Recommended Inference Settings
For deterministic evaluation, use low-temperature decoding similar to the
latest first-50 run:
- temperature
0.2
- top-p
0.9
- one rollout per query
The saved generation_config.json contains a more exploratory setting
(temperature=0.6, top_p=0.95, top_k=20) used for sampling-style
experiments. Use the lower-temperature settings for judge comparisons.
Minimal Loading Example
This only loads the model. It does not recreate the DeepOutfit harness.
from transformers import AutoModelForCausalLM, AutoTokenizer
repo_id = "flavianv/deepoutfit-qwen17b-gpt41-150-sft80"

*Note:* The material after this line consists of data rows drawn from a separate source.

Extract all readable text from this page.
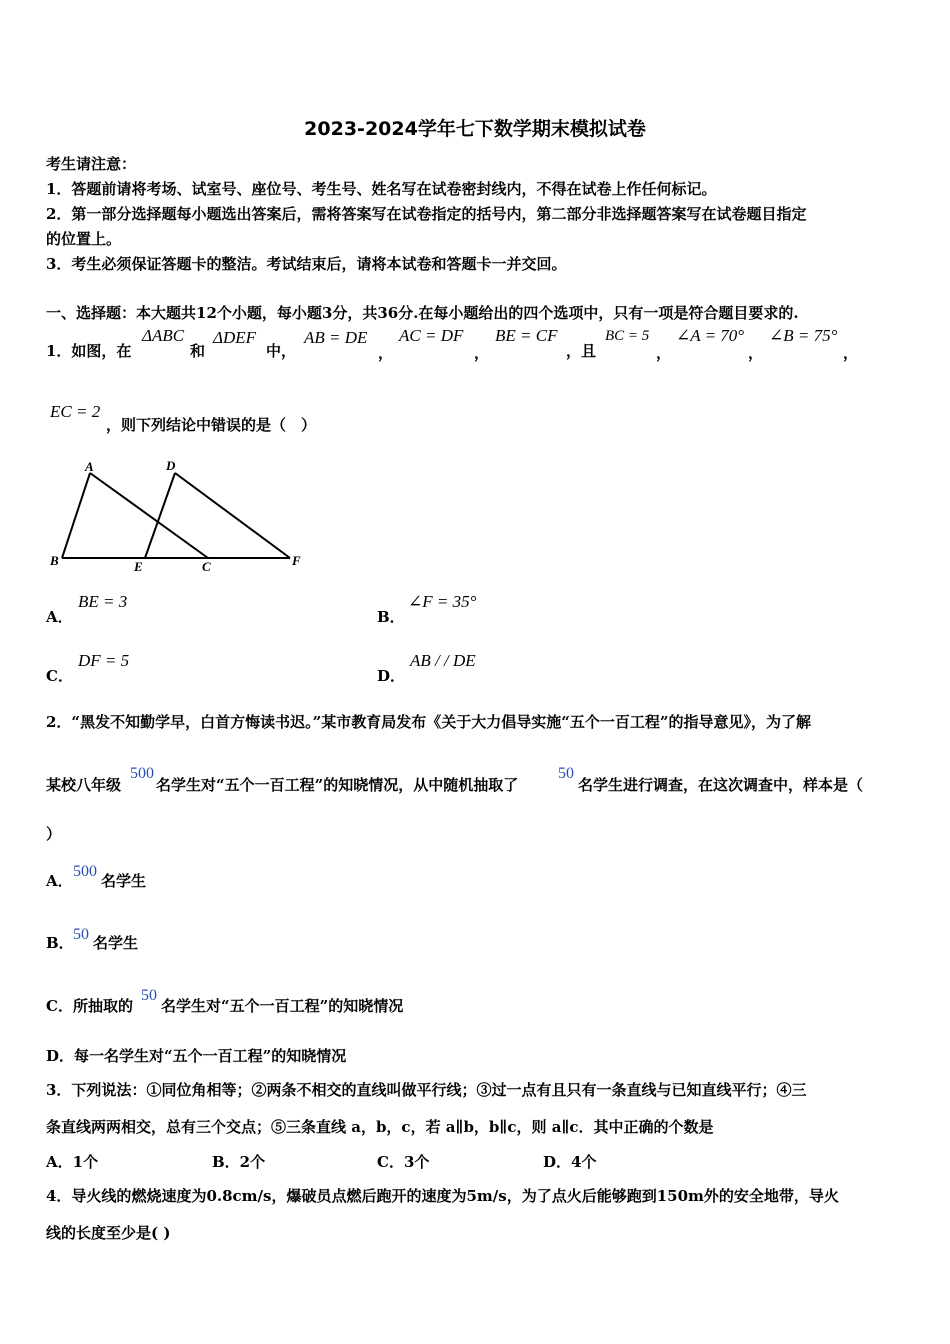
2023-2024学年七下数学期末模拟试卷
考生请注意：
1．答题前请将考场、试室号、座位号、考生号、姓名写在试卷密封线内，不得在试卷上作任何标记。
2．第一部分选择题每小题选出答案后，需将答案写在试卷指定的括号内，第二部分非选择题答案写在试卷题目指定
的位置上。
3．考生必须保证答题卡的整洁。考试结束后，请将本试卷和答题卡一并交回。
一、选择题：本大题共12个小题，每小题3分，共36分.在每小题给出的四个选项中，只有一项是符合题目要求的.
1．如图，在
ΔABC
和
ΔDEF
中，
AB = DE
，
AC = DF
，
BE = CF
，且
BC = 5
，
∠A = 70°
，
∠B = 75°
，
EC = 2
，则下列结论中错误的是（　）
A
B	C
D
E	F
A．
BE = 3
B．
∠F = 35°
C．
DF = 5
D．
AB / / DE
2．“黑发不知勤学早，白首方悔读书迟。”某市教育局发布《关于大力倡导实施“五个一百工程”的指导意见》，为了解
某校八年级
500
名学生对“五个一百工程”的知晓情况，从中随机抽取了
50
名学生进行调查，在这次调查中，样本是（
）
A．
500
名学生
B． 50 名学生
C．所抽取的
50
名学生对“五个一百工程”的知晓情况
D．每一名学生对“五个一百工程”的知晓情况
3．下列说法：①同位角相等；②两条不相交的直线叫做平行线；③过一点有且只有一条直线与已知直线平行；④三
条直线两两相交，总有三个交点；⑤三条直线 a，b，c，若 a∥b，b∥c，则 a∥c．其中正确的个数是
A．1个	B．2个	C．3个	D．4个
4．导火线的燃烧速度为0.8cm/s，爆破员点燃后跑开的速度为5m/s，为了点火后能够跑到150m外的安全地带，导火
线的长度至少是( )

tokenizer = AutoTokenizer.from_pretrained(repo_id)
model = AutoModelForCausalLM.from_pretrained(
repo_id,
torch_dtype="auto",
device_map="auto",
)
To reproduce reported behavior, run it through the local DeepOutfit JSON-action
harness with the same tool schema, task-start events, product catalog, and judge
configuration.
Intended Use
Research checkpoint for agentic tool-use outfit recommendation. It is useful
for comparing SFT/RL/SDPO variants under a fixed harness. It is not a consumer
styling service and should not be treated as a general-purpose fashion advisor.